As she built Tennessee into a perennial powerhouse, Summitt was offered numerous other coaching positions, opportunities many would have deemed glitzier and more prestigious. WNBA teams wanted her to lead their franchises, and on at least two occasions — 1997 and 2001 — she was asked to coach the Tennessee men’s team. But she stayed right where she was, building a program that would go on to change women’s basketball.
“She was the one that everyone tried to emulate. That was the program everyone tried to be,” her rival, University of Connecticut women’s basketball coach Geno Auriemma told USA Today.
“If it wasn’t for her, we probably wouldn’t be playing in Madison Square Garden,” Diana Taurasi, a former UConn basketball star who is now the third-highest scorer in WNBA history, said. “Connecticut never would have been Connecticut. She made people take notice of the sport at a time when it probably wasn’t easy. She forced the hand. She was the one.”

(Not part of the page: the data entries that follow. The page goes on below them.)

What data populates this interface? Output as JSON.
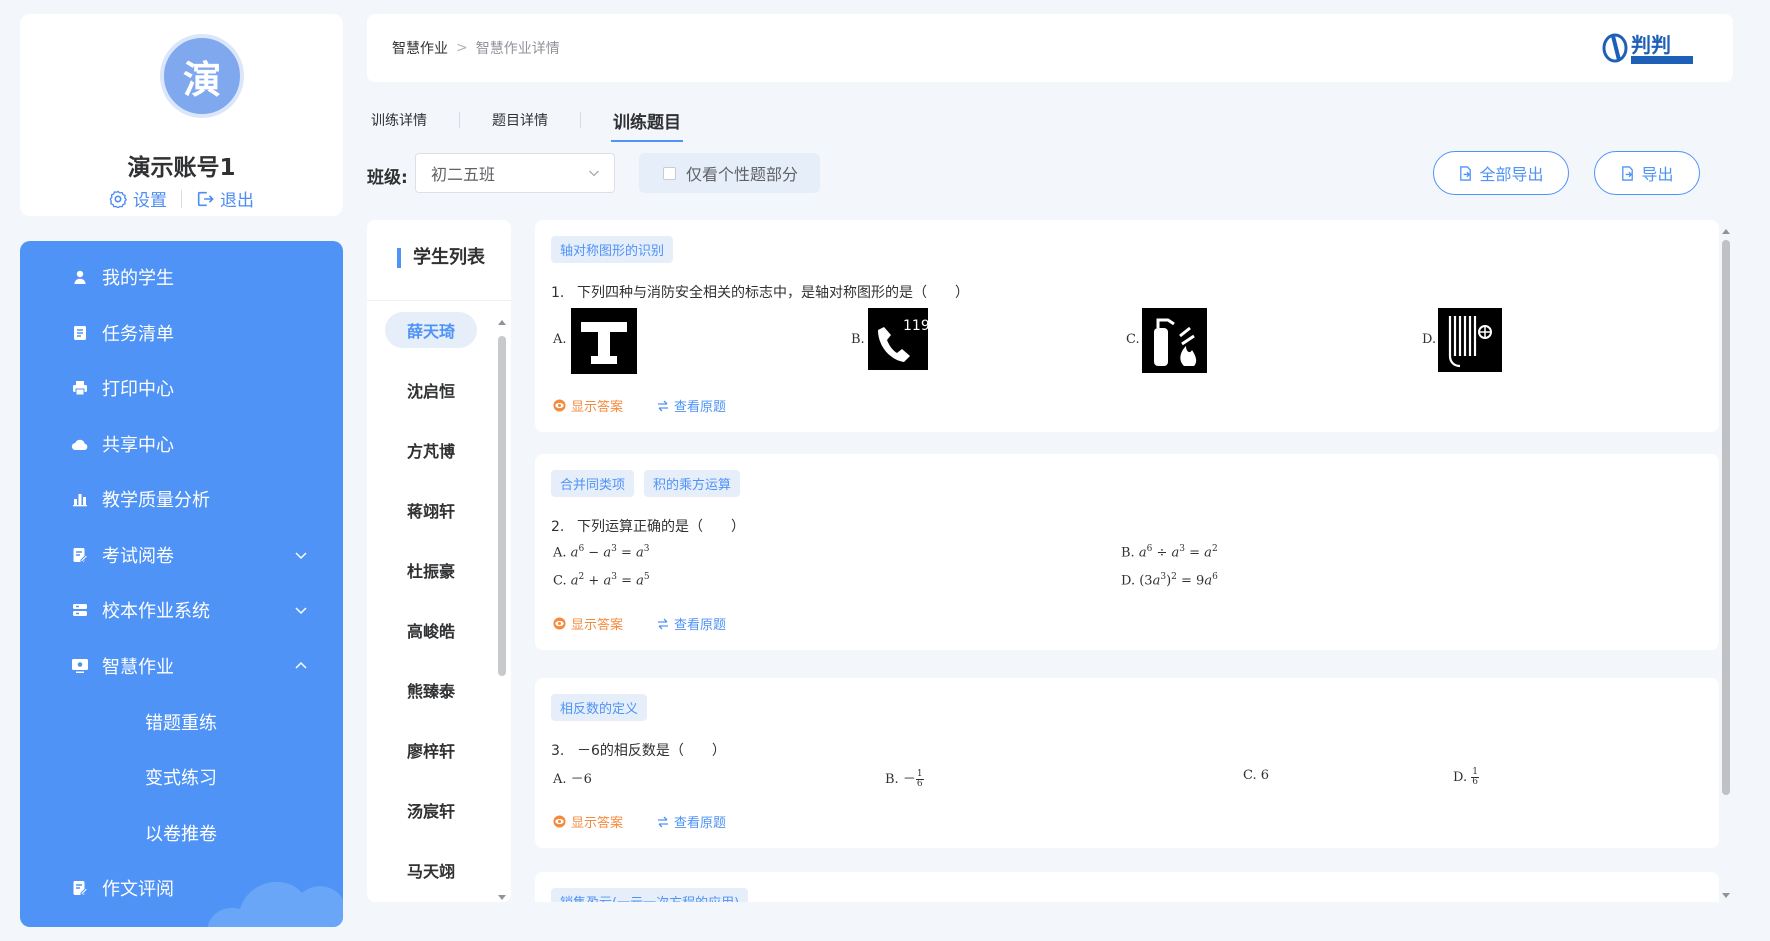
{
  "profile": {
    "avatar_char": "演",
    "name": "演示账号1",
    "settings_label": "设置",
    "logout_label": "退出"
  },
  "menu": {
    "items": [
      {
        "label": "我的学生"
      },
      {
        "label": "任务清单"
      },
      {
        "label": "打印中心"
      },
      {
        "label": "共享中心"
      },
      {
        "label": "教学质量分析"
      },
      {
        "label": "考试阅卷",
        "expanded": false
      },
      {
        "label": "校本作业系统",
        "expanded": false
      },
      {
        "label": "智慧作业",
        "expanded": true
      },
      {
        "label": "错题重练"
      },
      {
        "label": "变式练习"
      },
      {
        "label": "以卷推卷"
      },
      {
        "label": "作文评阅"
      }
    ]
  },
  "breadcrumb": {
    "level1": "智慧作业",
    "separator": ">",
    "level2": "智慧作业详情"
  },
  "logo": {
    "text": "判判"
  },
  "tabs": [
    {
      "label": "训练详情",
      "active": false
    },
    {
      "label": "题目详情",
      "active": false
    },
    {
      "label": "训练题目",
      "active": true
    }
  ],
  "filters": {
    "class_label": "班级:",
    "class_value": "初二五班",
    "personal_only_label": "仅看个性题部分",
    "personal_only_checked": false,
    "export_all_label": "全部导出",
    "export_label": "导出"
  },
  "students": {
    "title": "学生列表",
    "items": [
      "薛天琦",
      "沈启恒",
      "方芃博",
      "蒋翊轩",
      "杜振豪",
      "高峻皓",
      "熊臻泰",
      "廖梓轩",
      "汤宸轩",
      "马天翊"
    ],
    "selected": "薛天琦"
  },
  "questions": [
    {
      "tags": [
        "轴对称图形的识别"
      ],
      "number": "1.",
      "stem": "下列四种与消防安全相关的标志中，是轴对称图形的是（　　）",
      "options": [
        "A.",
        "B.",
        "C.",
        "D."
      ],
      "show_answer": "显示答案",
      "view_original": "查看原题"
    },
    {
      "tags": [
        "合并同类项",
        "积的乘方运算"
      ],
      "number": "2.",
      "stem": "下列运算正确的是（　　）",
      "options": [
        "A.",
        "B.",
        "C.",
        "D."
      ],
      "show_answer": "显示答案",
      "view_original": "查看原题"
    },
    {
      "tags": [
        "相反数的定义"
      ],
      "number": "3.",
      "stem": "－6的相反数是（　　）",
      "options": [
        "A. －6",
        "B. －",
        "C. 6",
        "D."
      ],
      "show_answer": "显示答案",
      "view_original": "查看原题"
    },
    {
      "tags": [
        "销售盈亏(一元一次方程的应用)"
      ]
    }
  ]
}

Among dozens of other honors, Summitt was inducted into the Women’s Basketball Hall of Fame in its inaugural year, 1999. In 2000, she was named the Naismith Basketball Coach of the Century. In 2011, she was named Sports Illustrated Sportsperson of the Year, a title she shared with Duke coach Mike Krzyzewski. In 2012, she was awarded the Presidential Medal of Freedom by President Barack Obama.
— Rutgers W.Basketball (@RutgersWBB) June 27, 2016
Unfortunately, Summitt’s coaching career was cut short when she was diagnosed with Alzheimer’s disease in 2011. She coached her final season in 2011–12, and then stepped down to hand the reins to her long-time assistant Holly Warlick.

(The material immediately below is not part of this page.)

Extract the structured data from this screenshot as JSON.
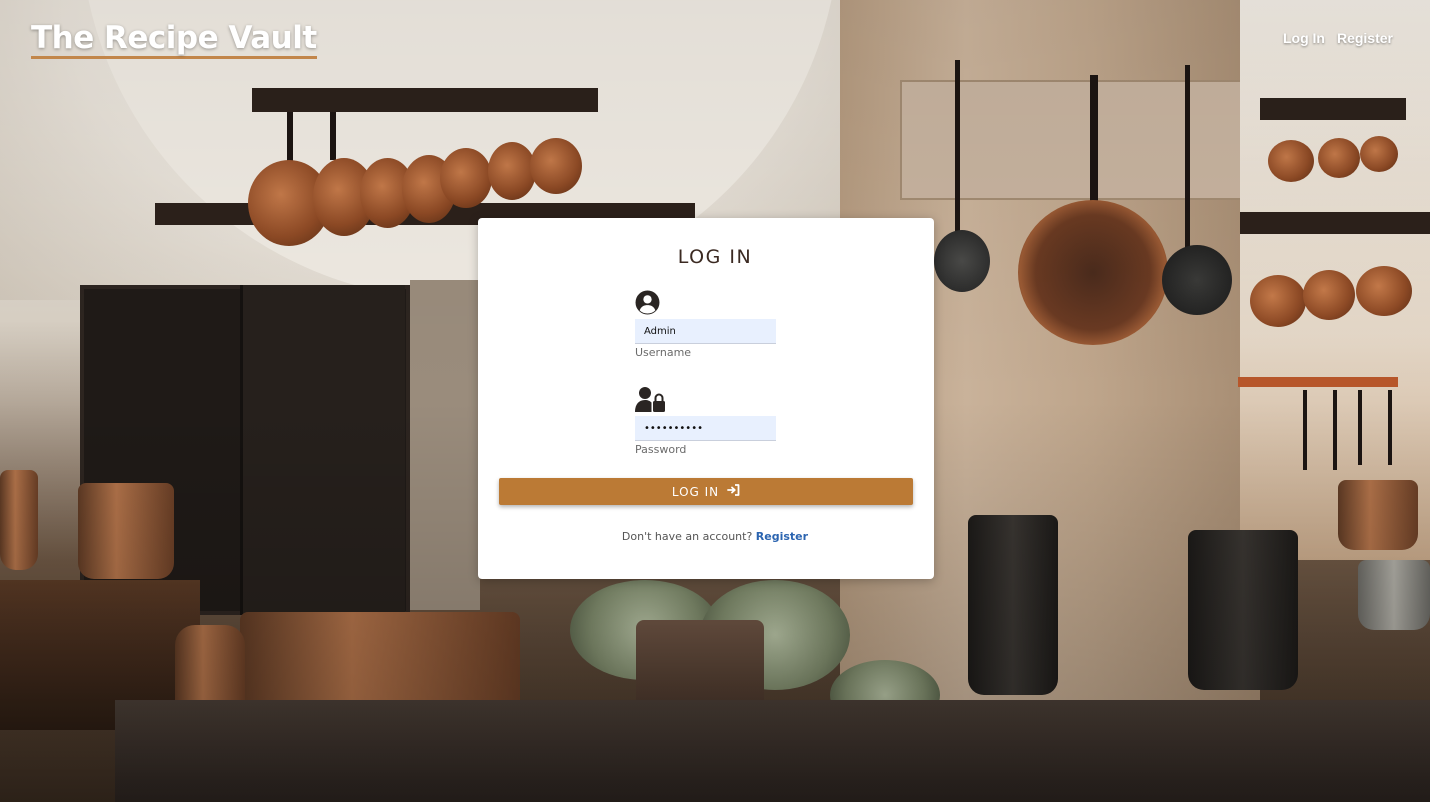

Despite the devastating realities of the disease, Summitt remained int he public eye and never stopped fighting. She famously told her friends and players that there would be no pity party after her diagnosis.
Though her career and life were both cut short, Summitt left behind a legacy that has changed the face of women’s sports forever.
“She has changed the way I looked at life, and the way all her players have. She’s not a person who just talks the talk, she walks the walk as well. She does exactly what she says,” Candice Parker, a WNBA All-Star who won two national championships with Summitt at Tennessee, said over the weekend. “Through this disease, through Alzheimer’s, she’s been exactly what she’s lived her entire life [like], and that’s strong. And that’s what we need to be right now. We need to be strong for everybody.”